Thresholds are percent (peak:10%) or absolute (peak:5MiB), on peak, allocated, or allocations. The next section wires this into CI; the reference has the full grammar.

Gate CI on regressions¶

Two ways to fail a PR when memory regresses.

A) Two saved JSON files — save a baseline (e.g. on main), then compare the PR run against it with benchmem compare --fail-on. The baseline file is just the --benchmark-json from an earlier run, restored from cache or a base-branch build:

# on the PR branch:
pytest --benchmark-only --benchmark-json=pr.json
benchmem compare main.json pr.json --fail-on peak:10% --fail-on allocations:5%

B) Inline, via pytest-benchmark storage — no separate files. Save a baseline into storage once with pytest-benchmark's own --benchmark-save (or --benchmark-autosave every run), then gate the next run against it. --benchmark-memory-compare-fail implies --benchmark-memory-compare, so the PR run compares against the latest saved run automatically:

# on main — record the baseline into .benchmarks/ storage:
pytest --benchmark-only --benchmark-memory --benchmark-save=main

# on the PR branch — fail if peak grows >10% vs that baseline:
pytest --benchmark-only --benchmark-memory --benchmark-memory-compare-fail=peak:10%

Without a prior saved run, the inline gate is a no-op — it prints "no prior run with memory to compare against" and passes. Save a baseline first.

A minimal GitHub Actions job using approach A, caching the baseline across runs:

- uses: actions/cache@v4
  with:
    path: main.json
    key: benchmem-baseline-${{ github.base_ref }}
- run: pytest --benchmark-only --benchmark-json=pr.json
- run: benchmem compare main.json pr.json --fail-on peak:10% --fail-on allocations:5%

allocations is the steadiest tripwire — near-deterministic, so a move there is almost always a real behaviour change rather than measurement noise.

`benchmem plot` — the interactive views¶

benchmem plot writes an interactive plotly view to standalone HTML. It picks the view by run count — but each view answers a different question, so override with --view when you want a specific one:

Runs	Default view	Answers
1	`scaling`	how does cost grow with input size?
2	`scatter`	which ids moved, and were they already big?
2	`compare` (`--view compare`)	ranked — what moved most, in native units?
3+	`sweep`	fold-change across versions, one cell per (id, run)

In [6]:

Copied!

!benchmem plot --metric peak {baseline} {candidate} -o {_tmp / "scatter.html"}
!benchmem plot --metric peak {baseline} {candidate} -o {_tmp / "scatter.html"}

scatter (peak): 4 ids → /tmp/pytest-benchmem-znu40z1c/scatter.html

Every view is a plot_* function over the same load_long_df seam — call it directly to render the same figure inline, no HTML round-trip.
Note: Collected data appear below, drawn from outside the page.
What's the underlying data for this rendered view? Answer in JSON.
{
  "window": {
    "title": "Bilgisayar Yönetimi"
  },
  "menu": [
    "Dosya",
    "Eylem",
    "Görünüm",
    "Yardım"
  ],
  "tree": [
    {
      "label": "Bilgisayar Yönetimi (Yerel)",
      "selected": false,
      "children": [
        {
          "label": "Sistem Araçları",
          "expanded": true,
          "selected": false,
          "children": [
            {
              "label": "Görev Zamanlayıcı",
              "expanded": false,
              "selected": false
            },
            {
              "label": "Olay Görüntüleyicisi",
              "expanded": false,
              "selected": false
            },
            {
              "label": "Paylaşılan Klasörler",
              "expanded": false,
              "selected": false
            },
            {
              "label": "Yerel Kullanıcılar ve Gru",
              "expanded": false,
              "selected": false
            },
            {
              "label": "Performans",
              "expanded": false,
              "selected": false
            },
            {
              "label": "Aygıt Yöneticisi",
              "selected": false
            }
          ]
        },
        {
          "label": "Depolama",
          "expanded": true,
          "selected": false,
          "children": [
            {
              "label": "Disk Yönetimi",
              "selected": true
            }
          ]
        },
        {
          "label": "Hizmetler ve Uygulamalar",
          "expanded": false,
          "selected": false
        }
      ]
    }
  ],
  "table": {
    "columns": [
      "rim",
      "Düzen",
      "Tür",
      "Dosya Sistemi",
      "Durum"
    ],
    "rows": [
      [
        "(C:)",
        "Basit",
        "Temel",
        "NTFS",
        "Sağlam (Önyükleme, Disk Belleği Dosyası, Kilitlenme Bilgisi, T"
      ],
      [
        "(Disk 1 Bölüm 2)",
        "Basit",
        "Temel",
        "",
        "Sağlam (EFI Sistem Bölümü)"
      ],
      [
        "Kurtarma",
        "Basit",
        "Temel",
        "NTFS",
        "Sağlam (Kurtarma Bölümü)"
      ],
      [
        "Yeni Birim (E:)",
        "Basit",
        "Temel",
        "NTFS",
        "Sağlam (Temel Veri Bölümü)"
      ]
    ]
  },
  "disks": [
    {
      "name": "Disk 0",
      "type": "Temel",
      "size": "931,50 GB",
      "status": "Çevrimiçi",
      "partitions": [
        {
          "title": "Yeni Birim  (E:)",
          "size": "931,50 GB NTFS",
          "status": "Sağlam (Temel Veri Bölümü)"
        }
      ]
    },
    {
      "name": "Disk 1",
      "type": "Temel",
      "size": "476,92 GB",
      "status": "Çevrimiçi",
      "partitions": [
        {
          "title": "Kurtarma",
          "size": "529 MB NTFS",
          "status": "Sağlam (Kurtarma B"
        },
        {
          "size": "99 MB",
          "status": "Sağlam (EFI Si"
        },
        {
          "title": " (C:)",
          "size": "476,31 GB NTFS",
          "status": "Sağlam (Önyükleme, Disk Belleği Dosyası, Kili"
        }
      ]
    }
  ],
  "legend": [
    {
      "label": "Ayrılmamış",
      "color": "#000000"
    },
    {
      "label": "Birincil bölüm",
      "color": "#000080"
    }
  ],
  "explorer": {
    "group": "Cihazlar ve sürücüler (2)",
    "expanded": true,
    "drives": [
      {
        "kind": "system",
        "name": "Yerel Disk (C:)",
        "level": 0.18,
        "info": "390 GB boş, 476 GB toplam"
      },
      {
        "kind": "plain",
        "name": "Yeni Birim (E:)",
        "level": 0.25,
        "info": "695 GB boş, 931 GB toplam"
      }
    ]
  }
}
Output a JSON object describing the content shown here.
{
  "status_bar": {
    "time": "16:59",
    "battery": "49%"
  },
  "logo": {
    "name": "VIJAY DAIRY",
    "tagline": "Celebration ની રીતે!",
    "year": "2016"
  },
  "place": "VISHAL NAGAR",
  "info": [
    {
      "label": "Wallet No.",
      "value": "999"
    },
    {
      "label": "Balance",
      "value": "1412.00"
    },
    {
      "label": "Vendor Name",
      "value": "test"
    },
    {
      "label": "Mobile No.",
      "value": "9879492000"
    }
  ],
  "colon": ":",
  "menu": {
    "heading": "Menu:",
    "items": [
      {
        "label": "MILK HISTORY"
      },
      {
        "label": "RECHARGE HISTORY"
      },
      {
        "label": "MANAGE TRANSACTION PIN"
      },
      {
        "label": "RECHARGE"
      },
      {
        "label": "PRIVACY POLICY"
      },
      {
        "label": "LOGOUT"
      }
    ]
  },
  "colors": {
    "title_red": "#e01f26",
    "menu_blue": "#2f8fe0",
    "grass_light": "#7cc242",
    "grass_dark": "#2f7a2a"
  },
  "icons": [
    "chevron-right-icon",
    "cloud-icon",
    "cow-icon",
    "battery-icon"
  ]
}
Each takes a metric, returns (figure, n_ids), and shares three options: facet (small-multiple by a dim), labels (name the series, defaulting to file stems), and clip (clamp the colour scale so one outlier doesn't wash the rest out).

Scaling — a single run, cost vs. size. plot_scaling auto-infers the x-axis from the numeric n dim (override with x=), and auto-picks log/linear (force with log=). The baseline alone draws sorted's peak-memory curve:

In [7]:

Copied!

from pytest_benchmem import plotting

plotting.plot_scaling([baseline], metric="peak")[0]
from pytest_benchmem import plotting

plotting.plot_scaling([baseline], metric="peak")[0]

Scatter — two runs. x = baseline cost (log), y = candidate/baseline ratio, colour = absolute Δ. The top-right is the "big and got bigger" corner — where a regression actually costs you. Here on memory:

In [8]:

Copied!

plotting.plot_scatter([baseline, candidate], metric="peak")[0]
plotting.plot_scatter([baseline, candidate], metric="peak")[0]

Compare — two runs, ranked. A bar per id sorted by absolute delta, diverging colour around zero — the "did anything regress, biggest first" view. Pass sort="relative" to rank by percent instead. On timing this time:

In [9]:

Copied!

plotting.plot_compare([baseline, candidate], metric="time")[0]
plotting.plot_compare([baseline, candidate], metric="time")[0]

Sweep — three or more runs. A heatmap of log₂ fold-change vs the first run, one column per run, one row per id — the natural picture for a version sweep. A third run to make one:

In [10]:

Copied!

third = _tmp / "third.json"
!pytest {suite} --benchmark-only --benchmark-json={third} --benchmark-columns=min,median -q -p no:cacheprovider
plotting.plot_sweep([baseline, candidate, third], metric="peak")[0]
third = _tmp / "third.json"
!pytest {suite} --benchmark-only --benchmark-json={third} --benchmark-columns=min,median -q -p no:cacheprovider
plotting.plot_sweep([baseline, candidate, third], metric="peak")[0]

.                                                                     [100%]

Wrote benchmark data in: <_io.BufferedWriter name='/tmp/pytest-benchmem-znu40z1c/third.json'>

benchmark: 4 tests                                                                                         
                                                                                                           
  Name (time in us)                  Min               Median   │   peak (MiB)   allocated (MiB)   allocs  
 ───────────────────────────────────────────────────────────────────────────────────────────────────────── 
  test_sort[10000]         50.5820 (1.0)        51.9920 (1.0)   │         0.08              0.08        1  
  test_sort[50000]       255.2780 (5.05)      260.2580 (5.01)   │         0.38              0.38        1  
  test_sort[200000]   1,034.5030 (20.45)   1,049.2440 (20.18)   │         1.53              1.53        1  
  test_sort[500000]   2,683.0960 (53.04)   2,967.5860 (57.08)   │         3.81              3.81        1  
                                                                                                           
memory (right of │): a separate, untimed pass — single shot, not the timed rounds                          
4 passed in 4.29s

Naming the series¶

By default each run is labelled by its file stem (baseline, candidate, …). Pass labels= to name them yourself — the API behind plot's -l/--label — which is what you want when the filenames are version numbers or commit shas:

In [11]:

Copied!

plotting.plot_sweep([baseline, candidate, third], metric="peak",
                    labels=["v0.6", "v0.7", "v0.8"])[0]
plotting.plot_sweep([baseline, candidate, third], metric="peak",
                    labels=["v0.6", "v0.7", "v0.8"])[0]

Faceting by a dim¶

facet= (CLI --facet) splits any view into small multiples by a dim — including the node.* structural dims. With one test function per operation, for instance, --facet node.func gives one panel per operation:

benchmem plot run.json --metric peak --facet node.func